Publié le 14 Nov 2014 à 16:29 - Mis à jour à 16:40

Depuis la mi-journée, malgré des conditions climatiques difficiles, la mobilisation des fonctionnaires en colère s'intensifie. Les syndicats évoquent trois millions et demi de personnes dans la rue. Elles seraient 500 000 selon la police. On rapporte des violences entre manifestants et forces de l'ordre en marge des cortèges. Un tour des grandes villes de France en images.

De Paris à Marseille, des centaines de milliers de fonctionnaires en colère ont battu le pavé, bravant le froid et la pluie. Pour la plupart, déjà mobilisés depuis mercredi dernier, ils dénoncent cette fois le « deux poids, deux mesures » des annonces Cabestany. Hier, le Premier ministre accordait des primes au corps de la police et de l'armée, suscitant l'ire du reste de la fonction publique. 

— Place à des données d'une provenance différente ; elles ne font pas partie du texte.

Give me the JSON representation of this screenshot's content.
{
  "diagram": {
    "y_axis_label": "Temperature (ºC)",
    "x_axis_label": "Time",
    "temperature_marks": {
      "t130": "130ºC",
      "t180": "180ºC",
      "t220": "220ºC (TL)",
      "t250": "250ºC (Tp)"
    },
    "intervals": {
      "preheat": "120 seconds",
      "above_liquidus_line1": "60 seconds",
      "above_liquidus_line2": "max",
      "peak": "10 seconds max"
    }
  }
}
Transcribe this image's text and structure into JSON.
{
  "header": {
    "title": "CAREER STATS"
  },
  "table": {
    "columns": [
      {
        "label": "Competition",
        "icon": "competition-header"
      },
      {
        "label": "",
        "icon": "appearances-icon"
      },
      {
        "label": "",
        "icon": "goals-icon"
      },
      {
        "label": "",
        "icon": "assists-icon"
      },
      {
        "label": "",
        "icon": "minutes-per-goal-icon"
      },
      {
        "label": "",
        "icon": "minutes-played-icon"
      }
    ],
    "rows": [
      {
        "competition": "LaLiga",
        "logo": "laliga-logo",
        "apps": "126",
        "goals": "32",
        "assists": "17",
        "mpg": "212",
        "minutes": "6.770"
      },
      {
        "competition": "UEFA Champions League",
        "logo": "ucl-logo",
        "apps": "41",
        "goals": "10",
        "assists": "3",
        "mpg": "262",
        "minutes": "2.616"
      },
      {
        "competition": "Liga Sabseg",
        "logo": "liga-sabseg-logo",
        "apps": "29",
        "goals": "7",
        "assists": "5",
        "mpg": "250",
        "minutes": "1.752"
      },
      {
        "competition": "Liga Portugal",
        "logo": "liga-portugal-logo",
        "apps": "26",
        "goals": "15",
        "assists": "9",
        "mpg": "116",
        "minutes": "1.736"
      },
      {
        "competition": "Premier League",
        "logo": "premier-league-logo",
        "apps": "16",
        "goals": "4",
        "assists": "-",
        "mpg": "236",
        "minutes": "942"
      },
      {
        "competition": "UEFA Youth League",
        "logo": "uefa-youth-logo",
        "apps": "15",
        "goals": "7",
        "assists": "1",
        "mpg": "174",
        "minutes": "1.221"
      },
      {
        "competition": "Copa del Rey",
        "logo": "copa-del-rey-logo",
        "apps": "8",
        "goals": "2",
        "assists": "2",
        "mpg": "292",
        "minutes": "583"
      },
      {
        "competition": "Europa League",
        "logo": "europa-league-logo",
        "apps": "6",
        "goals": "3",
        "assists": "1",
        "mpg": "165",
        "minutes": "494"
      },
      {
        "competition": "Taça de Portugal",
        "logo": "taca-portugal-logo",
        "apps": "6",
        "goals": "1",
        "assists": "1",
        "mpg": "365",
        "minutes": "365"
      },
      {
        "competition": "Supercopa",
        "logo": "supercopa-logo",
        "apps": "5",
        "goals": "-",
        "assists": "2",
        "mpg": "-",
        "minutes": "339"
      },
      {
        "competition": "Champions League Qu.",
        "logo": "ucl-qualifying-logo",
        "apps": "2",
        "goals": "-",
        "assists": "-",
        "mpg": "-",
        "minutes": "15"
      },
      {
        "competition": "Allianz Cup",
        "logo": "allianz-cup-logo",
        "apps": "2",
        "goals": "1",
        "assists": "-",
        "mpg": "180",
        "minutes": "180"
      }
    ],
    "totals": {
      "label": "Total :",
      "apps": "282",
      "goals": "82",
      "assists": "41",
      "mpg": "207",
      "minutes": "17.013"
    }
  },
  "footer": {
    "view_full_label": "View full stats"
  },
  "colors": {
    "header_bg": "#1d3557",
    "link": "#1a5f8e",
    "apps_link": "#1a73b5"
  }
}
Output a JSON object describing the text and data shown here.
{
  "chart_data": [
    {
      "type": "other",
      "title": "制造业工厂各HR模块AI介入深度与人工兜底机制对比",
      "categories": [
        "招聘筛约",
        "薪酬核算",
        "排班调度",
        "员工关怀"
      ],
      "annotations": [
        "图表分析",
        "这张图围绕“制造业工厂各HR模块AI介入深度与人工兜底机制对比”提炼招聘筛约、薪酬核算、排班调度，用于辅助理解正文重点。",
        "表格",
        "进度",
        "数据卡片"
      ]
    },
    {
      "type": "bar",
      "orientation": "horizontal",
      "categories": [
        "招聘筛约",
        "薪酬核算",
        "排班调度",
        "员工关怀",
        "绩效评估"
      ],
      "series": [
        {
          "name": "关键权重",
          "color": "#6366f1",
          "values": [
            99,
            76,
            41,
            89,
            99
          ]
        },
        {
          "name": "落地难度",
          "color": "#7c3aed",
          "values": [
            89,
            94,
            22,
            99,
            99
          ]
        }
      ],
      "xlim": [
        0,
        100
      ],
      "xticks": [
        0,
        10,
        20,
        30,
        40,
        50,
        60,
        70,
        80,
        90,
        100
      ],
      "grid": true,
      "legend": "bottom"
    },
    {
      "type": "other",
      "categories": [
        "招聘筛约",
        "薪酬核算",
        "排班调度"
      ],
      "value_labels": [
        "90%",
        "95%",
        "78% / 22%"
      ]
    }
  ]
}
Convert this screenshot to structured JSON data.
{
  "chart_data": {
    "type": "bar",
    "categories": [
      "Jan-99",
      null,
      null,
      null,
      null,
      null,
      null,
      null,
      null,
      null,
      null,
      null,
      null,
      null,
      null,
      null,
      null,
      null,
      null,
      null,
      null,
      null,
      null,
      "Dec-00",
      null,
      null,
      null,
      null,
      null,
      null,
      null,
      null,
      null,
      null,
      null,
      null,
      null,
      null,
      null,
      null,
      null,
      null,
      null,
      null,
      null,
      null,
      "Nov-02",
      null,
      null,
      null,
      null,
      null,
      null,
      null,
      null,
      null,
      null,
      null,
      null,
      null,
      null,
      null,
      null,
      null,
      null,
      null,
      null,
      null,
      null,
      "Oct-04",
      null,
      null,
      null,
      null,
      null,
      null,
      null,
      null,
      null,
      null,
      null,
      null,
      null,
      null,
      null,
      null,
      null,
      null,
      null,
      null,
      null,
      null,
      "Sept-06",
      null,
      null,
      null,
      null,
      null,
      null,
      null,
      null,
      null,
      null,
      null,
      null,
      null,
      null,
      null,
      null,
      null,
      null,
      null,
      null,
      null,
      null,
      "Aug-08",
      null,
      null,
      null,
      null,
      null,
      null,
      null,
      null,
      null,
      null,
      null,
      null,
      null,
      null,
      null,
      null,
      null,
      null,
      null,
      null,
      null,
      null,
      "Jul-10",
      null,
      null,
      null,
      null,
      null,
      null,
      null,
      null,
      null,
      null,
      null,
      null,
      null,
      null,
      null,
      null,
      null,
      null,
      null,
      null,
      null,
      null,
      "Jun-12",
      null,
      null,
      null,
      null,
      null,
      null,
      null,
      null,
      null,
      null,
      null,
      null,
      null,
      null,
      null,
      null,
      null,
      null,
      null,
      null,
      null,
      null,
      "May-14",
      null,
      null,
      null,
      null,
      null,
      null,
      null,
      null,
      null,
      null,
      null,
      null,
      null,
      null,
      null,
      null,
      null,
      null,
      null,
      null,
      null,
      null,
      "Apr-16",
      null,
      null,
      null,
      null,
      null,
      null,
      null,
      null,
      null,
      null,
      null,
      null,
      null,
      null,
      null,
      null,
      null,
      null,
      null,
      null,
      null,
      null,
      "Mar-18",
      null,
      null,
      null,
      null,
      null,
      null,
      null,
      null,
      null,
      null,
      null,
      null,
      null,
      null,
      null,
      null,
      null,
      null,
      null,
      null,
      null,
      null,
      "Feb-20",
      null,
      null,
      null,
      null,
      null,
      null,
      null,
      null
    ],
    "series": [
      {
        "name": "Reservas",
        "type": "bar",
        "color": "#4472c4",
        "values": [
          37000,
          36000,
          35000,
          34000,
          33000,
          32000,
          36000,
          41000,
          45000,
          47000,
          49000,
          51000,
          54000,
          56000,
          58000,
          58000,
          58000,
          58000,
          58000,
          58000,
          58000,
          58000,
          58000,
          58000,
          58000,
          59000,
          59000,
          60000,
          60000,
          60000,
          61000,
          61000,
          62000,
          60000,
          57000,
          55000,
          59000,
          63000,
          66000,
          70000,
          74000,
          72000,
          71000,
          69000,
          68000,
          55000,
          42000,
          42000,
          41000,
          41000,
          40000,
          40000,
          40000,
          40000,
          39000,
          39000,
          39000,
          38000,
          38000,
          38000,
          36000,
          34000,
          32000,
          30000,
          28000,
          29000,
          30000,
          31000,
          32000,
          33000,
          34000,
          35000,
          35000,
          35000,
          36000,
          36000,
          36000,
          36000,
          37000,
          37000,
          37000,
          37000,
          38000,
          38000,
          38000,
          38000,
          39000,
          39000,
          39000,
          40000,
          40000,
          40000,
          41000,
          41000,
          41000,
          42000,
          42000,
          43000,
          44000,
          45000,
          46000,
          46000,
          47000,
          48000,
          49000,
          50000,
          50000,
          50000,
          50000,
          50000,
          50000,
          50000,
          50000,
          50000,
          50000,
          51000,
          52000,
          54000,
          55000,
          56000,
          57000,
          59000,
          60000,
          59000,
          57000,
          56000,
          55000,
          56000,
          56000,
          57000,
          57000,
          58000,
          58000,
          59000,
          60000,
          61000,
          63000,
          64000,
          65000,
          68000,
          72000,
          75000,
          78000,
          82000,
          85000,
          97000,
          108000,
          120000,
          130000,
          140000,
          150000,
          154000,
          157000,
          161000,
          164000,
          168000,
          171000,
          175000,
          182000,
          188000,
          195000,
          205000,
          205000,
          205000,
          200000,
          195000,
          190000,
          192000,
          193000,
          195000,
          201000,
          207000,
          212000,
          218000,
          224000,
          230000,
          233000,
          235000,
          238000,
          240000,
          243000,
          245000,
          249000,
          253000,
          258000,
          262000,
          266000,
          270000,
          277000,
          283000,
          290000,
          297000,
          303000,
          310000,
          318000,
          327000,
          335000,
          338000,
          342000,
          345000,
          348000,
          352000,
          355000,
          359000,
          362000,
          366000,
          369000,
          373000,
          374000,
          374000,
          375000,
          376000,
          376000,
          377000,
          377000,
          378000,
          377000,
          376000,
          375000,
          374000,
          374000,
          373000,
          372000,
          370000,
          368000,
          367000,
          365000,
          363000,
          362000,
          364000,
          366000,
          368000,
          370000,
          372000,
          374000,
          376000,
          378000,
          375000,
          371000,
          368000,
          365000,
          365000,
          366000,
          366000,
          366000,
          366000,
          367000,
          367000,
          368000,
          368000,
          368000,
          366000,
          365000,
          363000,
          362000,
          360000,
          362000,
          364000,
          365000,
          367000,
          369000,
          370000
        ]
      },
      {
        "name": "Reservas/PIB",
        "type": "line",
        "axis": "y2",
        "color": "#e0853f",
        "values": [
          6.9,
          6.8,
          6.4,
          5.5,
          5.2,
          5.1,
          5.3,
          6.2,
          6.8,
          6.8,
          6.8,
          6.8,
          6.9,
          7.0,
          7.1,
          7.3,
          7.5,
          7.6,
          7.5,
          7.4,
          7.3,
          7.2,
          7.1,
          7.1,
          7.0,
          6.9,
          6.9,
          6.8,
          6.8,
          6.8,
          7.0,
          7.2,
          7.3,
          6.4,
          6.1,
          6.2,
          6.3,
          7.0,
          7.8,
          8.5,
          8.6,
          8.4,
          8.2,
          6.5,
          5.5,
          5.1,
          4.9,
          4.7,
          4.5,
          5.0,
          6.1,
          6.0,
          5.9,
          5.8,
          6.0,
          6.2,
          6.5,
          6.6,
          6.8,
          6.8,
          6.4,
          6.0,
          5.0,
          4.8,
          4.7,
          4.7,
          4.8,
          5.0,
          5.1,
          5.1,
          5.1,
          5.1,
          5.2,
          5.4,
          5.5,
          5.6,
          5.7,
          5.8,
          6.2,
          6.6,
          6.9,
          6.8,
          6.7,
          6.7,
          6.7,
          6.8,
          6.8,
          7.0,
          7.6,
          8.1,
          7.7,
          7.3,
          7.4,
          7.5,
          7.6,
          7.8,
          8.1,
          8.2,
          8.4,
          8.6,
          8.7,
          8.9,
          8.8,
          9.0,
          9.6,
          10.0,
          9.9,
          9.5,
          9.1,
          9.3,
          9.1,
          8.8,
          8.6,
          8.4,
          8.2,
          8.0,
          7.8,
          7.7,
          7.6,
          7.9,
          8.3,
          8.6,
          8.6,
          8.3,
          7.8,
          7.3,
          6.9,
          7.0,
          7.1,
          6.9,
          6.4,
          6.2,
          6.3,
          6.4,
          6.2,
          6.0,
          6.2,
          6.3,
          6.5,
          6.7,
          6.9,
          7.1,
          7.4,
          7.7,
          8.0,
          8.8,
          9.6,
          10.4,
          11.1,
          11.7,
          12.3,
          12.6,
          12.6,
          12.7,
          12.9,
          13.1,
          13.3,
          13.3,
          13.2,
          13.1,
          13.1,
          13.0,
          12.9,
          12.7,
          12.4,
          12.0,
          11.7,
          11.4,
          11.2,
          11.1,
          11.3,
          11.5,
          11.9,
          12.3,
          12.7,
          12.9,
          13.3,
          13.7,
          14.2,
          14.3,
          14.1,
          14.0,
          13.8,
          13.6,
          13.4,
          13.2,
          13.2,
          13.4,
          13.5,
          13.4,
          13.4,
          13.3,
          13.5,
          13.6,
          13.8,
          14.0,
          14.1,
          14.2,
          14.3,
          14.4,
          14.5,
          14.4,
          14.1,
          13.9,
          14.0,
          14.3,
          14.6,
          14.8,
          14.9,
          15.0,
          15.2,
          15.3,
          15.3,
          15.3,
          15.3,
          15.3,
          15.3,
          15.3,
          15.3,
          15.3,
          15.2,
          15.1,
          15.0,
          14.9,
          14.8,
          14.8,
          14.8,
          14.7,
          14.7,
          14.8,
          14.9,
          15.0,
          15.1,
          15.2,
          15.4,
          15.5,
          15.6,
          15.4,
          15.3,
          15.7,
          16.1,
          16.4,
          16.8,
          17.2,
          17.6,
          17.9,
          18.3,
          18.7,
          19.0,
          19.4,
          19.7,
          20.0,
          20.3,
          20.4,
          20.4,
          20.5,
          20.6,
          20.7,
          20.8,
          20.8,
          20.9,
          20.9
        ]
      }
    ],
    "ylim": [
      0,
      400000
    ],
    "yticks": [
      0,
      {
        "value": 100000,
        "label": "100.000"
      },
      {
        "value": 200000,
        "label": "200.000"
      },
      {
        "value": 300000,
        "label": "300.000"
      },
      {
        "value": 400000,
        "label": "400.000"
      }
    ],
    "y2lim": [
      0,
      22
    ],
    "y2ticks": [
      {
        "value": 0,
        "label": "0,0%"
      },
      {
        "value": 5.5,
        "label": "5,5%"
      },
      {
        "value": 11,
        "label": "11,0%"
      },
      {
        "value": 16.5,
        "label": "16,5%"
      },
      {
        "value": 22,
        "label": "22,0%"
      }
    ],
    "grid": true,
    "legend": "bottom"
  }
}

Vers 16h, des violences entre manifestants et forces de l'ordre ont éclaté en marge des cortèges. Plus d'informations sur les dernières évolutions à suivre dans notre live

Paris : cortège de professeurs dans le 15e arrondissement.

 Photo cc Flickr

Marseille : les médecins des centres hospitaliers en colère. 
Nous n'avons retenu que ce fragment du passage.